US weighs sanctioning Huawei’s secretive Chinese chip network
- 20 March, 2024
- 12:45
The Biden administration is considering blacklisting a number of Chinese semiconductor firms linked to Huawei Technologies Co. after the telecom giant notched a significant technological breakthrough last year, people familiar with the matter said, Report informs via Bloomberg.
Such a move would mark another escalation in a US campaign to ringfence and curtail Beijing’s AI and semiconductor ambitions. It would ratchet up the pressure on a Chinese national champion that’s made advances despite existing sanctions, including producing a smartphone processor last year that many in Washington thought beyond its capabilities.
Most of the Chinese entities that could be affected were previously identified as chipmaking facilities acquired or being built by Huawei in a presentation by the Washington-based trade group Semiconductor Industry Association, according to people familiar with the matter. No final decisions have been made, the people said. Bloomberg News first reported about SIA’s presentation in 2023.

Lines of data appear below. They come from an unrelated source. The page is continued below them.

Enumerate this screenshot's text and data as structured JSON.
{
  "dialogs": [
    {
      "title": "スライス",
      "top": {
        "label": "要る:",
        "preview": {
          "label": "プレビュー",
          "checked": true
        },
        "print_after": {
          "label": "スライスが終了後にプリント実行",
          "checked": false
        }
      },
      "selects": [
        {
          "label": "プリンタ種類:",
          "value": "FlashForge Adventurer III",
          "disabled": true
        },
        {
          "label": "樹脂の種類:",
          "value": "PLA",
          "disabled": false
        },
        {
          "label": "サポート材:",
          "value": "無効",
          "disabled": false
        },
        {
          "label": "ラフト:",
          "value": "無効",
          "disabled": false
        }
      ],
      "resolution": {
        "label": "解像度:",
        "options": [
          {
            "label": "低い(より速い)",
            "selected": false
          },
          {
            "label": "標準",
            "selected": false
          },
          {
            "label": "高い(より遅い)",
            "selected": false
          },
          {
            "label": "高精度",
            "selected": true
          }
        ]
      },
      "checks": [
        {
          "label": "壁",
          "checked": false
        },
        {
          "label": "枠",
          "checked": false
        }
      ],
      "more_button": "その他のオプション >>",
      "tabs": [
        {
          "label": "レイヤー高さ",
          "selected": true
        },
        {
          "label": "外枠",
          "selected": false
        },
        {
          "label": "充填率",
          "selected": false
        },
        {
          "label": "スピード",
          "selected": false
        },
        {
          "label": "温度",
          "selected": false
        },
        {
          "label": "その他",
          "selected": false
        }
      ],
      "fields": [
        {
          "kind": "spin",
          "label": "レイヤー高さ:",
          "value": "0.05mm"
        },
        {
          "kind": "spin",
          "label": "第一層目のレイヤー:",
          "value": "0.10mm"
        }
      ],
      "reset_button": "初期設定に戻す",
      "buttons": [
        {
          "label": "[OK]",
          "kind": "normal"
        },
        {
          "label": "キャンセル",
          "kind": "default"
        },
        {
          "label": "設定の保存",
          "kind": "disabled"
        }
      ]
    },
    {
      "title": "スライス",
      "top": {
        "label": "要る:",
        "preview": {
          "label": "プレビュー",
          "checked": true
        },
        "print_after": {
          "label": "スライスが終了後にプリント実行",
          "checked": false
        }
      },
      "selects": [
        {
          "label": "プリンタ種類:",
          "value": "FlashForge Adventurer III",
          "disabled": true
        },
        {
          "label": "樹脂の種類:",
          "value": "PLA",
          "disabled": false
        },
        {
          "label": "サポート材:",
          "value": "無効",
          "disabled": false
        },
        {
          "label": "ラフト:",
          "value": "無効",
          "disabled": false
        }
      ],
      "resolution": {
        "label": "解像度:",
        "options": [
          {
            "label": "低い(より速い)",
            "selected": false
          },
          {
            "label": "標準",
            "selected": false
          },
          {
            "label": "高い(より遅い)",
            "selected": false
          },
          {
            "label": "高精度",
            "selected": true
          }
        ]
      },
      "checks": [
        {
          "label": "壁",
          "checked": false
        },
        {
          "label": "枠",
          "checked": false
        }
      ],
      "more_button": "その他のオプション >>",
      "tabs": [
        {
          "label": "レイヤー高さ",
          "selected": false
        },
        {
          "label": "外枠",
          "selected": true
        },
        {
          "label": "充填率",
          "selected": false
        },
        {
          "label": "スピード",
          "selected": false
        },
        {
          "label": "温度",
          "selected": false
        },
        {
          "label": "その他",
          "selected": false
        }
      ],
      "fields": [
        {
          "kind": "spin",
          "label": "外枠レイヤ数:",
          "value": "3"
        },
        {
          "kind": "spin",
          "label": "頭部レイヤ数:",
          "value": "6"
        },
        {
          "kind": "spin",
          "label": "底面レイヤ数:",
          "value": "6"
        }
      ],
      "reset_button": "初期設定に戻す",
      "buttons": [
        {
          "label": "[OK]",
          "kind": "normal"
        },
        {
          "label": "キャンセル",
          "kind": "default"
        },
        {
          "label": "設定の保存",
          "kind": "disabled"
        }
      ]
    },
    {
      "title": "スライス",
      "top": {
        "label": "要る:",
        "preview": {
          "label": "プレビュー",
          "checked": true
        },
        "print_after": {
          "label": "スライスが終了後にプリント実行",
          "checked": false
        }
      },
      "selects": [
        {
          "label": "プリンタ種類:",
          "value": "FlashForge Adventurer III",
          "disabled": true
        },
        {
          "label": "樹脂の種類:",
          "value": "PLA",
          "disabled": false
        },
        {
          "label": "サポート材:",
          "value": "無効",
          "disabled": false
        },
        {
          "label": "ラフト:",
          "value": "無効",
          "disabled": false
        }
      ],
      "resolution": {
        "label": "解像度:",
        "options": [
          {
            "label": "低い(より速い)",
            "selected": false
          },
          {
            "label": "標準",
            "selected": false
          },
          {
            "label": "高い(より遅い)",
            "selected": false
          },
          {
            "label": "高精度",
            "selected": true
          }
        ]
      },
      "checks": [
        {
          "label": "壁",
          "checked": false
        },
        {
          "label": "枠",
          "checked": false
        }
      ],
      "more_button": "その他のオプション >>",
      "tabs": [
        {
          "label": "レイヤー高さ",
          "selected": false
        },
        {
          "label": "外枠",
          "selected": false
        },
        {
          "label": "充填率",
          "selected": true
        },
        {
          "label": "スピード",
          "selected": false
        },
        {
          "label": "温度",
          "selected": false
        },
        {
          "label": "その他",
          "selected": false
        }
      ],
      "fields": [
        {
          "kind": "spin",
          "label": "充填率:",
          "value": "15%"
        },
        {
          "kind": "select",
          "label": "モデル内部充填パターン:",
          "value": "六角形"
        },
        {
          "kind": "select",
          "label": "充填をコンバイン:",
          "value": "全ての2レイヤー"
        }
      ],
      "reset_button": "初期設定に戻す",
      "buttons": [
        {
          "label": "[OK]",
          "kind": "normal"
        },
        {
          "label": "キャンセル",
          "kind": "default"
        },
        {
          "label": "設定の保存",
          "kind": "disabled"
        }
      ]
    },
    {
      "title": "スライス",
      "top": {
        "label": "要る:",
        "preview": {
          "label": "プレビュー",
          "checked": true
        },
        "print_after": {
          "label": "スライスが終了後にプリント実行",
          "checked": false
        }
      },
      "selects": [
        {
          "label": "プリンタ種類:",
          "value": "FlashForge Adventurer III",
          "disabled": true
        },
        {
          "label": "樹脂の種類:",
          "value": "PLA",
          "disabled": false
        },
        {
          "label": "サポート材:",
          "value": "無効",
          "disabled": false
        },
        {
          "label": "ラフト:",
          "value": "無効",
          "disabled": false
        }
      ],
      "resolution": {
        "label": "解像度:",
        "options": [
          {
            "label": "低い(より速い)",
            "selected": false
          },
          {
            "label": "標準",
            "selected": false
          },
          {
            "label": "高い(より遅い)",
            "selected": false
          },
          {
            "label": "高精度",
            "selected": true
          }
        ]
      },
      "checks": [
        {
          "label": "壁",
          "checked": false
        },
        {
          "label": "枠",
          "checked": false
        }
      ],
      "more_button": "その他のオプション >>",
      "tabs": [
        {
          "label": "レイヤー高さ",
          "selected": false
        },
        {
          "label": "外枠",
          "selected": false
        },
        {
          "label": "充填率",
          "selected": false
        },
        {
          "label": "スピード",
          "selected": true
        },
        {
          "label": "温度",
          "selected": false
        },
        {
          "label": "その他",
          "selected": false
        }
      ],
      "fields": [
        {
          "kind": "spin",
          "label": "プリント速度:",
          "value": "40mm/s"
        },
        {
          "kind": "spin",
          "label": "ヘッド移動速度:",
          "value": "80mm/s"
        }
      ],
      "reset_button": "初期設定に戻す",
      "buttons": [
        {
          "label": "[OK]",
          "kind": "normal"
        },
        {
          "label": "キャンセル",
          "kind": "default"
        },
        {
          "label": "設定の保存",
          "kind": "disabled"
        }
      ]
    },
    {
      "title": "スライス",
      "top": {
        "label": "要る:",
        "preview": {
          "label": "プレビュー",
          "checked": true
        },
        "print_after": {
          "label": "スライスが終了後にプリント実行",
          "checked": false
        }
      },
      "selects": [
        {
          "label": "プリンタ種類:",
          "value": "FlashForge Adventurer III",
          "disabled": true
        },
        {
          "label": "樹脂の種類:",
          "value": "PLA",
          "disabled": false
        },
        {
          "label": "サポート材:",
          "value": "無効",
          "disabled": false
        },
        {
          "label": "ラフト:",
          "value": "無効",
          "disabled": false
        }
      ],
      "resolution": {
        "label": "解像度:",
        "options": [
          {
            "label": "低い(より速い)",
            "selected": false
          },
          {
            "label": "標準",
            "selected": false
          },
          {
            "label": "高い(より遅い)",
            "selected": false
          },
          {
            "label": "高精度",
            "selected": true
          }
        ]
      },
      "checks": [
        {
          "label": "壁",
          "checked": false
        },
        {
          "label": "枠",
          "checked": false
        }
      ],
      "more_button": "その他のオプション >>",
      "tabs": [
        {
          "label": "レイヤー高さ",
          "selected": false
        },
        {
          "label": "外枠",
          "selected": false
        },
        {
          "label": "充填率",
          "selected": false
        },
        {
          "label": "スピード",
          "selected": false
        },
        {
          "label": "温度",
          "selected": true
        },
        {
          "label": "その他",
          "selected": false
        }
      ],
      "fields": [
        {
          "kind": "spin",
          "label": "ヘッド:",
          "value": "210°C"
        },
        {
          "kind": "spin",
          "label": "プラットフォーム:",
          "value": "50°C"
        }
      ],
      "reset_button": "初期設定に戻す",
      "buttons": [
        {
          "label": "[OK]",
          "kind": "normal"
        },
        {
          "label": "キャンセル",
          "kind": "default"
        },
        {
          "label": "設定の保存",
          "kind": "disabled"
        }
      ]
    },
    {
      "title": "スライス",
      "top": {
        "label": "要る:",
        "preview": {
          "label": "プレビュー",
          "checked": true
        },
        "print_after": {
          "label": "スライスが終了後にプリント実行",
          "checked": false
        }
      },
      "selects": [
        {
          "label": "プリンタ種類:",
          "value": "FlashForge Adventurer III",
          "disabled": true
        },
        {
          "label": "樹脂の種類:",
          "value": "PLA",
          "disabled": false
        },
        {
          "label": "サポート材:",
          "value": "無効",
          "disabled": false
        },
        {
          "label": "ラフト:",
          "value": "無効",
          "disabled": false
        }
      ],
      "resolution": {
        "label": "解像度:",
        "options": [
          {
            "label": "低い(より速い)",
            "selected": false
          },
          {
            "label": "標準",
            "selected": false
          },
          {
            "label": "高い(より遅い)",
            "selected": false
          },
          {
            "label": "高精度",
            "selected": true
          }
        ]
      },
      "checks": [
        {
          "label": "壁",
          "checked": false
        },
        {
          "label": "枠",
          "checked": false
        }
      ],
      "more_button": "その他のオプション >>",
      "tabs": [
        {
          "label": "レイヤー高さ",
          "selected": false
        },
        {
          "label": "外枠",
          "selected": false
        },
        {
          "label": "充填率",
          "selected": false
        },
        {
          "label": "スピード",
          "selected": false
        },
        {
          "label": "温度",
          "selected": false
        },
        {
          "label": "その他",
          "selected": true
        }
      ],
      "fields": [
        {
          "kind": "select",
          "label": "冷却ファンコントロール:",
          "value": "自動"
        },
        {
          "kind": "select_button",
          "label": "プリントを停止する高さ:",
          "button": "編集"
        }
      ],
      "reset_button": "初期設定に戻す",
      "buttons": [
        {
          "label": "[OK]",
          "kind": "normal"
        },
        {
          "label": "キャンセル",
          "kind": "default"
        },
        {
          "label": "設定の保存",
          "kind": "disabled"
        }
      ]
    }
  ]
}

The companies that could be blacklisted include chipmakers Qingdao Si’En, SwaySure, and Shenzhen Pensun Technology Co., or PST, the people said, asking not to be named because they weren’t authorized to discuss non-public information. Biden officials are also weighing sanctions on China’s leading memory chipmaker, ChangXin Memory Technologies Inc.
“Adding more Chinese companies to the US Entity List is a highly likely event,” Jefferies analyst Edison Lee wrote after ChangXin was identified as a potential target. “It is easy to implement and justify, and it will further block certain key Chinese companies from being able to exploit current loopholes in export restrictions.”
Beyond companies that actually produce chips, US officials may also sanction Shenzhen Pengjin High-Tech Co., according to the people, as well as SiCarrier, one of the people said. The concern is that those two companies, which make semiconductor manufacturing gear, are acting as proxies to help Huawei obtain restricted equipment, according to the person. Bloomberg News first reported on the companies’ ties to Huawei in late 2023.
The US government is pressing allies including the Netherlands, Germany, South Korea and Japan to further tighten restrictions on China’s access to semiconductor technology. Huawei is one of the companies at the heart of that campaign, as well as Beijing’s efforts to reduce its reliance on Western technology.